Most leaders I speak with agree that trust is important but they often think it’s just another one of those “soft” people issues like engagement, empowerment, well-being, or morale. They think trust “just happens,” as if through some sort of relationship osmosis, and they certainly don’t think you can measure it.
They’re wrong. You can measure trust, but you have to know where to look and understand how it shows up in organizations.
What Trust Looks Like in Organizations
- People keep their commitments and are consistent in their behavior
- Risk taking is encouraged and rewarded
- People feel safe in sharing their ideas and opinions
- Team members have a shared sense of responsibility and commitment to the organization
- People are treated equitably and ethically, regardless of their position or rank
- The culture promotes and rewards honesty and ethical behavior
- Senior leadership communicates transparently and authentically
- Mistakes are viewed as “learning opportunities” rather than mortal failures
- People feel valued and are engaged in their work
- Productivity and creativity flourishes
Return on Trust
Interpersonal trust is developed through the use of very specific behaviors that demonstrate your competence, integrity, value for relationships, and dependability. Organizational trust is developed through the use of sound, common-sense business practices that align with the organization’s values, prioritize the value of human worth in the workplace, foster transparency and accountability, and emphasize customer loyalty and retention.

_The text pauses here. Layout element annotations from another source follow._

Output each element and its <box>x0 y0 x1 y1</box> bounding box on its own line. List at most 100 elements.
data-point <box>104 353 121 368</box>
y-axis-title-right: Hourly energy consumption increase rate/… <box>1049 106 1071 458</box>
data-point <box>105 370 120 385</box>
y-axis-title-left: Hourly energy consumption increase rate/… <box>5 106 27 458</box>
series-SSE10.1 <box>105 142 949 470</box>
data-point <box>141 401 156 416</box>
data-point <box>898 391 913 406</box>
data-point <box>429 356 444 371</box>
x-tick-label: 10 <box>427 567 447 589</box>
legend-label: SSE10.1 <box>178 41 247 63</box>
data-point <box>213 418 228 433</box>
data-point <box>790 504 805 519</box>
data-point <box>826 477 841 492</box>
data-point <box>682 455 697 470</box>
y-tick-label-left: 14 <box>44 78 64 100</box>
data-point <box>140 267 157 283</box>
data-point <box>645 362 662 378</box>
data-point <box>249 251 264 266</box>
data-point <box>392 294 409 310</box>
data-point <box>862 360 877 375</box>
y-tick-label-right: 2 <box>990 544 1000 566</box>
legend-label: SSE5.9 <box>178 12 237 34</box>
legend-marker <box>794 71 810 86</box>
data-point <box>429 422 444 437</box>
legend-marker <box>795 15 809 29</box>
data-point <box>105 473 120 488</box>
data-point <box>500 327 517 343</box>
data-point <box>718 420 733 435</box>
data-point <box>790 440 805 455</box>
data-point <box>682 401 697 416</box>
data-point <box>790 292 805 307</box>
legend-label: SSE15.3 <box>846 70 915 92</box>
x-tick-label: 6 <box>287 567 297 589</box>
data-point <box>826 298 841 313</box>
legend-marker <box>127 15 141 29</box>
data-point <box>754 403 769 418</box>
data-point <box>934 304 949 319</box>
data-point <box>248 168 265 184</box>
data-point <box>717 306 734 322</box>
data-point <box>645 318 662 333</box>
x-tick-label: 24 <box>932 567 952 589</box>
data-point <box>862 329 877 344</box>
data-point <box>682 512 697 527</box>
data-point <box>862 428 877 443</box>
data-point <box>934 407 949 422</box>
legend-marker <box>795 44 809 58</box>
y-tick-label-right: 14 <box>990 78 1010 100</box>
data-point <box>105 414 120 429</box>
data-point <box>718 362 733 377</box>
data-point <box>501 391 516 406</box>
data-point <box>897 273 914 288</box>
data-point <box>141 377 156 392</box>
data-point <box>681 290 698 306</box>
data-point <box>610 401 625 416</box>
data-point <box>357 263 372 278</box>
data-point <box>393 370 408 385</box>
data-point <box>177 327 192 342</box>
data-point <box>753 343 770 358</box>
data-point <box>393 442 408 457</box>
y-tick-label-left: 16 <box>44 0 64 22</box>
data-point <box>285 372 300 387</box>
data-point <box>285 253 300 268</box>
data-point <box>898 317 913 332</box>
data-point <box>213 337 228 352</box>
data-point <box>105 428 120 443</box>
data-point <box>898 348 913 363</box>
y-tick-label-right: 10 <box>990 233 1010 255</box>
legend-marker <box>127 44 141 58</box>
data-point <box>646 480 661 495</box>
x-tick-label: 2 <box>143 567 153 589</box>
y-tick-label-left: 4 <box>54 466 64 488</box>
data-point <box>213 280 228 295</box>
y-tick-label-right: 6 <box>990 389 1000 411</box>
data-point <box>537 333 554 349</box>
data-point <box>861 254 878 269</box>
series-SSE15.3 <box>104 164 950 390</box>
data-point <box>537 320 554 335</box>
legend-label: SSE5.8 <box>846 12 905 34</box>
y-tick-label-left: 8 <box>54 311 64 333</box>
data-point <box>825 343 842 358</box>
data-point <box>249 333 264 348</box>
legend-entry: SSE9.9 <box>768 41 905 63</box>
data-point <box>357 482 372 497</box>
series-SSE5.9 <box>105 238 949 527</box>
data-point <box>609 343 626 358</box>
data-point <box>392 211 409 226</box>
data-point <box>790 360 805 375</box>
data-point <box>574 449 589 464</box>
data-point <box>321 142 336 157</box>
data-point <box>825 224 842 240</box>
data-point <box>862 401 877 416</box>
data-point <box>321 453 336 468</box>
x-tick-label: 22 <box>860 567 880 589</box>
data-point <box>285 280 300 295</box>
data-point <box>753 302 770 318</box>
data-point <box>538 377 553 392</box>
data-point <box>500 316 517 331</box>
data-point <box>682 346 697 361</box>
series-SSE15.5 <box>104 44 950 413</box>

You can measure ROT by using common sense, as an executive of one of the world’s largest home improvement retailers shared with me. He said that in his 22 year experience with the company, the teams and stores that had the highest levels of trust consistently recorded the lowest people costs around turnover, accidents, and inventory shrink. They also achieved the highest revenues, profits, and employee engagement and customer satisfaction scores.
You can also measure ROT by examining the financial performance of high-trust organizations. Research by the Great Places to Work Institute, publisher of the Fortune 100 Best Companies to Work For list, has shown that between 1997-2011, high trust companies outperformed the Russell 3000 and S&P 500, posting annualized returns of 10.32% versus 4.02% and 3.71%, respectively. Additionally, those best companies provide 4 times the returns than market average for comparative low-trust companies and typically experience a 50% lower turnover rate.
Whether you see the everyday, common sense results of high levels of trust, or you evaluate the financial metrics of high-performing/high-trust companies, Return on Trust is something every leader should measure.